With less than 100 days to go before the October 5 launch, NASA’s Psyche spacecraft is undergoing final preparations at Cape Canaveral, Florida — teams of engineers and technicians are working almost around the clock to ensure the orbiter is ready to journey 2.5 billion miles (4 billion kilometers) to a metal-rich asteroid that may tell us more about planetary cores and how planets form.
The mission team recently completed a comprehensive test campaign of the flight software and installed it on the spacecraft, clearing the hurdle that kept Psyche from making its original 2022 launch date.
Psyche is set to launch atop a SpaceX Falcon Heavy (the first interplanetary launch for that rocket) from Space Launch Complex 39A at Kennedy Space Center at 10:38 a.m. EDT (7:38 a.m. PDT) on October 5, with additional opportunities scheduled through October 25. After escaping Earth’s gravity, the Psyche spacecraft will use solar electric propulsion to accomplish its six-year journey to asteroid Psyche.
Measuring about 173 miles (279 kilometers) at its widest point, the asteroid Psyche presents a unique opportunity to explore a metal-rich body that may be part of a core of a planetesimal, the building block of an early planet. Once the spacecraft reaches Psyche in the main asteroid belt between Mars and Jupiter, it will spend at least 26 months orbiting the asteroid, gathering images and other data that will tell scientists more about its history and what it is made of.
However, first, a team of 30 or so engineers and technicians will wrap up the assembly, test, and launch operations phase of the mission.

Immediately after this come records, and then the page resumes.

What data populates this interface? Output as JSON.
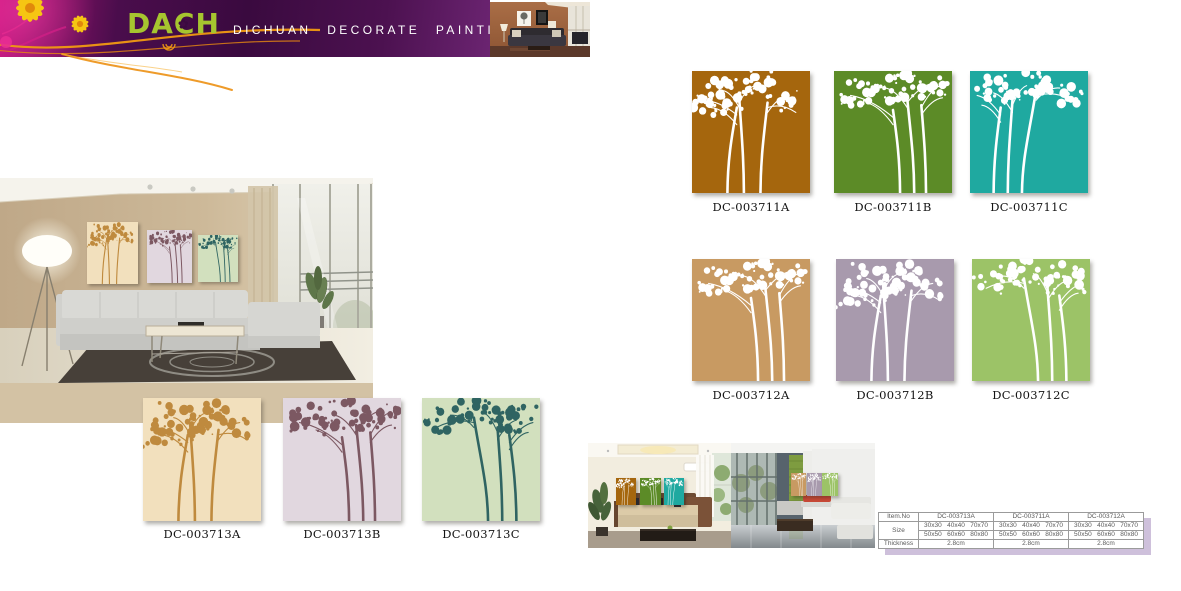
{
  "header": {
    "logo_parts": [
      "DA",
      "C",
      "H"
    ],
    "flower_glyph": "✿",
    "tagline": "DICHUAN DECORATE PAINTING",
    "colors": {
      "banner_magenta": "#C4157E",
      "banner_purple": "#3A0A3F",
      "logo_green": "#A6C52F",
      "ornament_orange": "#F09A12"
    }
  },
  "catalog": {
    "rows": [
      {
        "name": "row-711",
        "items": [
          {
            "code": "DC-003711A",
            "bg": "#A5660D",
            "fg": "#FFFFFF"
          },
          {
            "code": "DC-003711B",
            "bg": "#5C8B27",
            "fg": "#FFFFFF"
          },
          {
            "code": "DC-003711C",
            "bg": "#1FA9A0",
            "fg": "#FFFFFF"
          }
        ]
      },
      {
        "name": "row-712",
        "items": [
          {
            "code": "DC-003712A",
            "bg": "#C89A62",
            "fg": "#FFFFFF"
          },
          {
            "code": "DC-003712B",
            "bg": "#A89AAD",
            "fg": "#FFFFFF"
          },
          {
            "code": "DC-003712C",
            "bg": "#9CC367",
            "fg": "#FFFFFF"
          }
        ]
      },
      {
        "name": "row-713",
        "items": [
          {
            "code": "DC-003713A",
            "bg": "#F2E0BD",
            "fg": "#BF8A3E"
          },
          {
            "code": "DC-003713B",
            "bg": "#E1D7DF",
            "fg": "#7C5862"
          },
          {
            "code": "DC-003713C",
            "bg": "#D2E0BE",
            "fg": "#2F6462"
          }
        ]
      }
    ]
  },
  "spec_table": {
    "row_labels": [
      "Item.No",
      "Size",
      "Thickness"
    ],
    "columns": [
      {
        "item_no": "DC-003713A",
        "sizes_1": "30x30   40x40   70x70",
        "sizes_2": "50x50   60x60   80x80",
        "thickness": "2.8cm"
      },
      {
        "item_no": "DC-003711A",
        "sizes_1": "30x30   40x40   70x70",
        "sizes_2": "50x50   60x60   80x80",
        "thickness": "2.8cm"
      },
      {
        "item_no": "DC-003712A",
        "sizes_1": "30x30   40x40   70x70",
        "sizes_2": "50x50   60x60   80x80",
        "thickness": "2.8cm"
      }
    ]
  }
}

The team recently finished several weeks of functional testing of the science instruments as well as the spacecraft hardware and software.
After removing the last of the cables that snake around the hardware for testing, they’ll “close out” the spacecraft by reinstalling some exterior panels that had been removed for access and complete the thermal blanketing. Later in July, they will integrate and test the deployment of the enormous solar arrays. Then, in mid-August, a crew will begin slowly loading all 2,392 pounds (1,085 kilograms) of propellant – the neutral gas xenon – onto the spacecraft over the course of a couple weeks.
“The team and I are now counting down the days to launch. Our focus has shifted to safely completing the final mechanical closeout of the spacecraft and preparing the team for operations. The team is conducting numerous training activities to ensure that we are prepared and ready. It’s a very busy time, but everyone is very excited and looking forward to the launch.” — Henry Stone, Psyche’s project manager at NASA’s Jet Propulsion Laboratory
“We are moving forward, and we’re confident that when we’re on the pad, we’ll be ready to hit the button. For all of us, we’ll be excited to launch this bird.” — Luis Dominguez, systems and electrical lead for assembly, test, and launch operations, Jet Propulsion Laboratory
Arizona State University leads the Psyche mission. A division of Caltech in Pasadena, JPL is responsible for the mission’s overall management, system engineering, integration and test, and mission operations. Maxar Technologies in Palo Alto, California, provided the high-power, solar electric propulsion spacecraft chassis.
JPL also is providing a technology demonstration instrument called Deep Space Optical Communications that will fly on Psyche in order to test high-data-rate laser communications that could be used by future NASA missions.
Psyche is the 14th mission selected as part of NASA’s Discovery Program, managed by the agency’s Marshall Space Flight Center in Huntsville, Alabama.